There are days when you can’t wait to leave the office and get some air, thinking it will clear your thoughts and give you a bit of energy. Unknowingly, you could do more harm than good. Unless you live in China or India, it’s difficult to get a sense of the quantity of air pollution you’re exposing yourself to. Project AirTick plans to change all that by using your mobile phone and artificial intelligence.

AirTick mobile app can pinpoint if you’re living in a danger zone by taking meta data from your smartphone’s pictures (time and location). From that point on, it can cross reference with official state data and estimate what you’re dealing with. In time, they expect a Deep Boltzmann machine to aquire sufficient data to build an algorithm that could trace air pollution in real time, just by using user photos.
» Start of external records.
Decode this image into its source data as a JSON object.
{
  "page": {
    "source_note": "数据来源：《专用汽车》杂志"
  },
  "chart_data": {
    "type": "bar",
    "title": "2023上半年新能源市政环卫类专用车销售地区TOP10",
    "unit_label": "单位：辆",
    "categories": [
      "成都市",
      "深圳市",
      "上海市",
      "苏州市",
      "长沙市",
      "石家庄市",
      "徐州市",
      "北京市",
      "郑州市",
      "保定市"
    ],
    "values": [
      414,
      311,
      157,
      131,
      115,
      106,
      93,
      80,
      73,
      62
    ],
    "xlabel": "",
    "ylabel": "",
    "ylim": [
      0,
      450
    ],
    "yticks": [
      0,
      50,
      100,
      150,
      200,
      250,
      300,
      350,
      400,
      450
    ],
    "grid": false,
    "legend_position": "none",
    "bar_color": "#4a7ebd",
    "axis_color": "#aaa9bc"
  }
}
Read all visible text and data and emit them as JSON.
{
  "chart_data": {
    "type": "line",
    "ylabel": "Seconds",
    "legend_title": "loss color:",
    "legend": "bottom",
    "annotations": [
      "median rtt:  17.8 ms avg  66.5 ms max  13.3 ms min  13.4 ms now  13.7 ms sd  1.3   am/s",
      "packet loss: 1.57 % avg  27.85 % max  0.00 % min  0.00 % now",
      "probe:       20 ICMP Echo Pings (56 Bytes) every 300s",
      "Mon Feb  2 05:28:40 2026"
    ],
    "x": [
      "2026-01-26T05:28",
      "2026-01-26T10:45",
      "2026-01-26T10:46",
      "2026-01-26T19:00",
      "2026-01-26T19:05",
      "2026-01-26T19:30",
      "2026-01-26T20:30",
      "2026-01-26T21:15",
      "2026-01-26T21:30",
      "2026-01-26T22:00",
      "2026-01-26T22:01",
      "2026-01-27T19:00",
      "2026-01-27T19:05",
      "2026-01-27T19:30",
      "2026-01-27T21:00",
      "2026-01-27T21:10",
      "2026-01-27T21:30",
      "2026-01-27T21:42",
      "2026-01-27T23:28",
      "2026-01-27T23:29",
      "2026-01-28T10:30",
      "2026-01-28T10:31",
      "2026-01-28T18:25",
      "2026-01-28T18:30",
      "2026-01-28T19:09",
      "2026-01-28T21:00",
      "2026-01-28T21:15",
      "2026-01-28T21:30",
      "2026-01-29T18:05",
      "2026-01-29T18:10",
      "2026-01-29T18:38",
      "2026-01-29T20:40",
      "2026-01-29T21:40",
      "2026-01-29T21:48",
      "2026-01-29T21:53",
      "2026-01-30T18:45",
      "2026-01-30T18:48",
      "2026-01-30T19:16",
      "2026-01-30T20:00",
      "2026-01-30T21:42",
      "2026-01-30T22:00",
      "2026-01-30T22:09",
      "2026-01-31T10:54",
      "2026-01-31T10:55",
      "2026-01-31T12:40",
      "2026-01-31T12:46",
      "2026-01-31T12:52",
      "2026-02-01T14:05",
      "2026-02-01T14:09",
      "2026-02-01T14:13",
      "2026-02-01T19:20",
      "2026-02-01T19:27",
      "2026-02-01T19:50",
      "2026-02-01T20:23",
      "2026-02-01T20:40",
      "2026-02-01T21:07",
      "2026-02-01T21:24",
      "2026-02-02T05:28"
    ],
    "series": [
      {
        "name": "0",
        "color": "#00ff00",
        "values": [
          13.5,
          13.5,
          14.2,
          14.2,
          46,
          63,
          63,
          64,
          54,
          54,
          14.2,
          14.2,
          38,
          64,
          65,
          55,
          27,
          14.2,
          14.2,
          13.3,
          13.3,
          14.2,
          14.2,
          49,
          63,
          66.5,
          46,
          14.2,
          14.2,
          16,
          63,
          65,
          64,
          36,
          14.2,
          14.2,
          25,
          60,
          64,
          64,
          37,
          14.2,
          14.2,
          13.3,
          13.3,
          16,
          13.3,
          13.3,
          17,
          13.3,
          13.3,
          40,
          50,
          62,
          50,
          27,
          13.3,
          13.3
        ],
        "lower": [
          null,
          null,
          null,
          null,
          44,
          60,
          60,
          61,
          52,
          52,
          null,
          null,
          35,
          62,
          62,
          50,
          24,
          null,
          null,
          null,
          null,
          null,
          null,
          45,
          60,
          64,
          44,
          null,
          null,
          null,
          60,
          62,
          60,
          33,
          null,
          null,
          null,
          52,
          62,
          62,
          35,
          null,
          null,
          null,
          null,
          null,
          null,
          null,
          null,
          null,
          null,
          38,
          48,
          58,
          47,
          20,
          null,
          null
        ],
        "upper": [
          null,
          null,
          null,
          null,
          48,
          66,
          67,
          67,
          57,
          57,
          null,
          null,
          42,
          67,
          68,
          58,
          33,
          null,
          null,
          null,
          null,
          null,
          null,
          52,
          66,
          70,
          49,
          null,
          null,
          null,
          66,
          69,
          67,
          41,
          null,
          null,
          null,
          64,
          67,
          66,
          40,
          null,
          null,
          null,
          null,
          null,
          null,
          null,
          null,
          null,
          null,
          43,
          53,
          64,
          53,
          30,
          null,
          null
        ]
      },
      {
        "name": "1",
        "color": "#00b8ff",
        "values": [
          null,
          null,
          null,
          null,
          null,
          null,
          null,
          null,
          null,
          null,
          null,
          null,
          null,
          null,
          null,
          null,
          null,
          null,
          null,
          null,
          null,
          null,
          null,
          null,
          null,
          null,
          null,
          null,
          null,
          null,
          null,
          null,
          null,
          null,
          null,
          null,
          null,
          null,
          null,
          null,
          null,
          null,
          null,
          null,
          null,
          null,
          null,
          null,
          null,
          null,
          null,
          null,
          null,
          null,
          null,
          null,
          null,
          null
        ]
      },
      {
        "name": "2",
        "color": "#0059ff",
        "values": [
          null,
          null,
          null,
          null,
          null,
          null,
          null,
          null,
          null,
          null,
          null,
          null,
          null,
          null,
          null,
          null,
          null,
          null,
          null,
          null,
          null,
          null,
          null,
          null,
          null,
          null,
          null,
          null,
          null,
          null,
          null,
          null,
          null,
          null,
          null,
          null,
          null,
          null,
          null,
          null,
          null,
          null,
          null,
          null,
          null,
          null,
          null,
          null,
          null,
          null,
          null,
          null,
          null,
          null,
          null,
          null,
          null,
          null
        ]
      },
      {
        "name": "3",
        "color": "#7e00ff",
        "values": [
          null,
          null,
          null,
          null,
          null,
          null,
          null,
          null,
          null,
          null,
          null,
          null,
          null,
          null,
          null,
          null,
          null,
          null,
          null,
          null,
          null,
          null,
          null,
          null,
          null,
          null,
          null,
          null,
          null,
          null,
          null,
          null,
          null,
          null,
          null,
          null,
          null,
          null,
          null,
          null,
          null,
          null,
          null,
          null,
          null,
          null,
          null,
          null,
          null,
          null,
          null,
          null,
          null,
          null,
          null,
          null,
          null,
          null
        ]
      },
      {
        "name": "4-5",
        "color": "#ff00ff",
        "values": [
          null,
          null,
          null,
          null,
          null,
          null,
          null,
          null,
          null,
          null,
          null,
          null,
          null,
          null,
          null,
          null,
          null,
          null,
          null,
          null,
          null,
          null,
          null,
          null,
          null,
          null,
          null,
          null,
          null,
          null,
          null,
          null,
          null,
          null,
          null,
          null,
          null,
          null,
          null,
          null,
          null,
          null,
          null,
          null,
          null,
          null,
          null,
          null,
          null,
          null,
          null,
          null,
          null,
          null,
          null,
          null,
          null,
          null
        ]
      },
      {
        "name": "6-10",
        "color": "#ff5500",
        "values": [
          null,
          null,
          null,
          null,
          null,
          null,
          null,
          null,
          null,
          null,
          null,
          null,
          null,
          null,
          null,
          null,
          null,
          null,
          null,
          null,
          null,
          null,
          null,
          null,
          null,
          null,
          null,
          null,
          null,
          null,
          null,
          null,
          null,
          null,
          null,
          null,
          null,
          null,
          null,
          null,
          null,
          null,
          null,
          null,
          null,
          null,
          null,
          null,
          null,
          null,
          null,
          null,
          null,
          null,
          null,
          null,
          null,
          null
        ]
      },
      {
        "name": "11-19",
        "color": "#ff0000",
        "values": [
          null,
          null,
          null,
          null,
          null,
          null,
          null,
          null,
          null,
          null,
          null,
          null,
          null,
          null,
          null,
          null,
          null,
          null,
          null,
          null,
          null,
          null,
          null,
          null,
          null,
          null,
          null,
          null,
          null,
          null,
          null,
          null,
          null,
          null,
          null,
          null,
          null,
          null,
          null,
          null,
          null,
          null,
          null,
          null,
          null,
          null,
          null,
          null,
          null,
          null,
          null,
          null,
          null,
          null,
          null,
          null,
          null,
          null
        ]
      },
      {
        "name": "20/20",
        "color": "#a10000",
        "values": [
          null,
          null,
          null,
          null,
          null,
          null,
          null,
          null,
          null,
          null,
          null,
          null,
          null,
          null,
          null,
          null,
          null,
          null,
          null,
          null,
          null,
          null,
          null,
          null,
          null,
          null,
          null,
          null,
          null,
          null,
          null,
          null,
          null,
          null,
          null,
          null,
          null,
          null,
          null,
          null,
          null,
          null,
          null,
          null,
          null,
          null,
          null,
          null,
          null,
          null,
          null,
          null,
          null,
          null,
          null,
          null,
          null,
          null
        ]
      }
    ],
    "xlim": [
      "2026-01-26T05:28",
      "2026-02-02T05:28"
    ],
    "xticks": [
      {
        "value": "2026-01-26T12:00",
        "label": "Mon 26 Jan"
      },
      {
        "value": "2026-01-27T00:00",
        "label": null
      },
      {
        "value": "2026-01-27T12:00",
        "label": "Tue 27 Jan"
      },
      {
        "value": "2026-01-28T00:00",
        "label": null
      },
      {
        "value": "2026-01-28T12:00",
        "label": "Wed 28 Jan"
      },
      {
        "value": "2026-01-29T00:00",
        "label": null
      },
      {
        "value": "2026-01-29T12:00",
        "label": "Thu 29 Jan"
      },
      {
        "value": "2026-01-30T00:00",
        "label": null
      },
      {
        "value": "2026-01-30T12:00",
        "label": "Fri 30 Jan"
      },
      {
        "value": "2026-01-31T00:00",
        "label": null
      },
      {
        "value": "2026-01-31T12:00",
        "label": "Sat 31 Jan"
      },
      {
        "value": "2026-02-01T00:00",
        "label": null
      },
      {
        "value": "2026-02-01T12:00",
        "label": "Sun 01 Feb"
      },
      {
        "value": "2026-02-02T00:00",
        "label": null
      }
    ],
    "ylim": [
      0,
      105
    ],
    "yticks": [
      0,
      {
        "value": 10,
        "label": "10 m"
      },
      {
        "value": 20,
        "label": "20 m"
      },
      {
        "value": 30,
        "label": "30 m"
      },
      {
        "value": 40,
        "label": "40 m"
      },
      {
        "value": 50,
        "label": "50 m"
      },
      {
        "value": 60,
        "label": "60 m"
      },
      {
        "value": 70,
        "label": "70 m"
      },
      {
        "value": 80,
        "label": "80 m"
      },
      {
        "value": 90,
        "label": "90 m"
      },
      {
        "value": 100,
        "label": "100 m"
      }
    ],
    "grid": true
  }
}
The project’s founders are confident this is a viable solution, since air sensors are too expensive for the average citizen. If you think it over, at least China and India are in desperate need of an alternative to bottled Canadian air for their people. It’s outrageous to think that they’re forced to leave their country or resort to imported healthy air because pollution is getting worse by the day.  Last year, in December, schools in northeastern China were closed due to toxic smog that threatened the lives of millions for three consecutive days.

Believe it or not, a 2015 study showed there are 4.400 deaths daily with one common denominator – air pollution.